MaTA Tantang Aparat Penegak Hukum Ungkap Kasus Korupsi Besar di Aceh
INISIATIF.CO, Banda Aceh – Masyarakat Transparansi Aceh (MaTA) mengungkapkan bahwa kasus korupsi masih marak terjadi di Aceh, mencakup berbagai tingkat pemerintahan, mulai dari provinsi hingga desa (gampong).
Sektor dana desa menjadi yang paling dominan, dengan 16 dari 31 perkara korupsi yang ditangani oleh aparat penegak hukum (APH) pada tahun 2024.
MaTA meminta APH untuk berani mengungkapkan kasus-kasus korupsi besar, tidak hanya fokus pada penyimpangan anggaran pada level desa.
Koordinator MaTA, Alfian, menjelaskan bahwa berdasarkan data yang mereka himpun, pada tahun 2023, APH menangani 32 kasus korupsi dengan total kerugian negara mencapai lebih dari Rp171 miliar.
Untuk tahun 2024, sebanyak 31 kasus telah ditangani, melibatkan 64 tersangka dan kerugian negara senilai Rp56,8 miliar. Dari 31 kasus tersebut, 16 berkaitan dengan dana desa, diikuti oleh sektor keagamaan, kesehatan, pendidikan, dan sosial kemasyarakatan, masing-masing dengan dua kasus. Selain itu, sektor pengairan, penerangan, pertanian, pertanahan, perikanan, pasar modal, dan pajak masing-masing memiliki satu kasus.
“Dari 64 tersangka, 62 adalah laki-laki dan dua perempuan, dengan pelaku terbanyak berasal dari aparatur sipil negara (ASN) sebanyak 29 orang, diikuti oleh pemerintah desa (22), swasta (12), dan satu anggota DPRK,” ujar Alfian dalam konferensi pers dengan wartawan di Banda Aceh, Rabu (8/01/2025).
Menurut Alfian, modus korupsi yang paling banyak terjadi adalah penyalahgunaan anggaran, diikuti oleh penggelapan, laporan/kegiatan fiktif, penyalahgunaan wewenang, mark-up, suap-menyuap, dan penyunatan/pemotongan.

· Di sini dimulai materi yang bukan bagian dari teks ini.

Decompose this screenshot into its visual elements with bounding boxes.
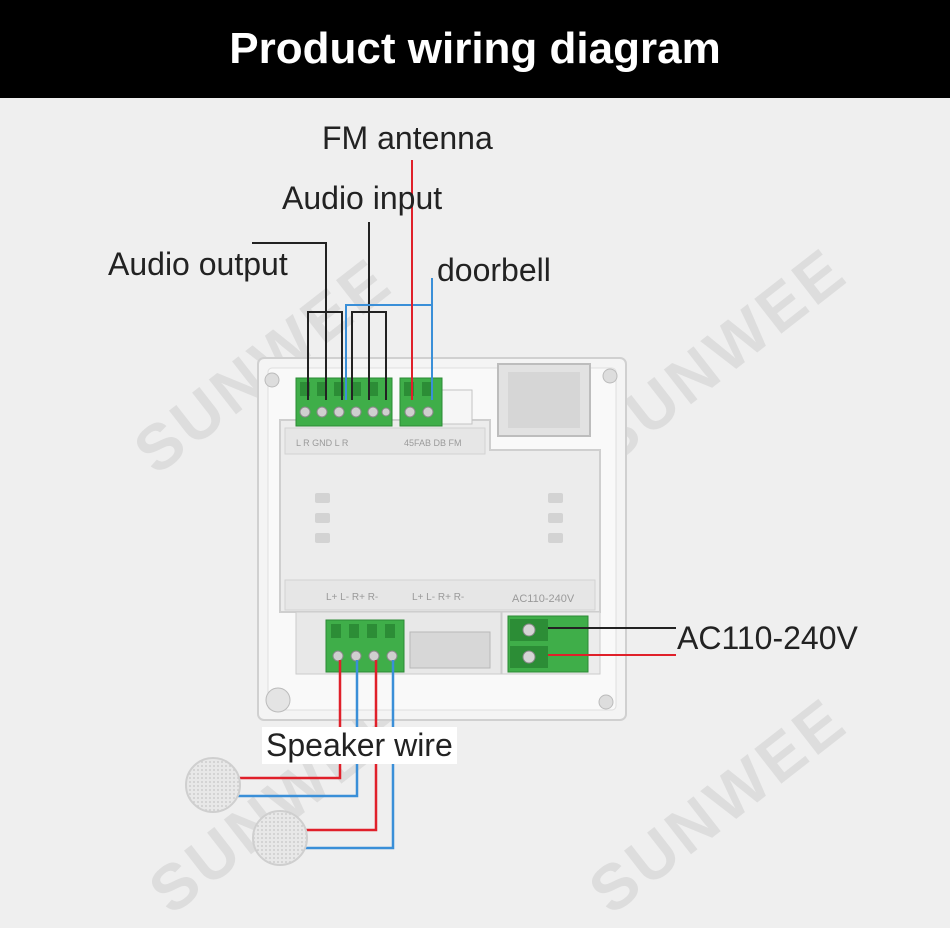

Berdasarkan analisis modus korupsi, Alfian mencatat bahwa penyalahgunaan anggaran mendominasi di level pemerintahan gampong. Sedangkan dari segi lembaga yang terlibat, tahun 2024 menunjukkan bahwa APH lebih banyak menangani kasus di tingkat gampong (51,61 persen), berbeda dengan tahun 2023 yang lebih banyak di tingkat kabupaten/kota.
“Perubahan ini menunjukkan bahwa APH tampaknya menghindari risiko lebih tinggi dalam penanganan kasus,” ungkap Alfian.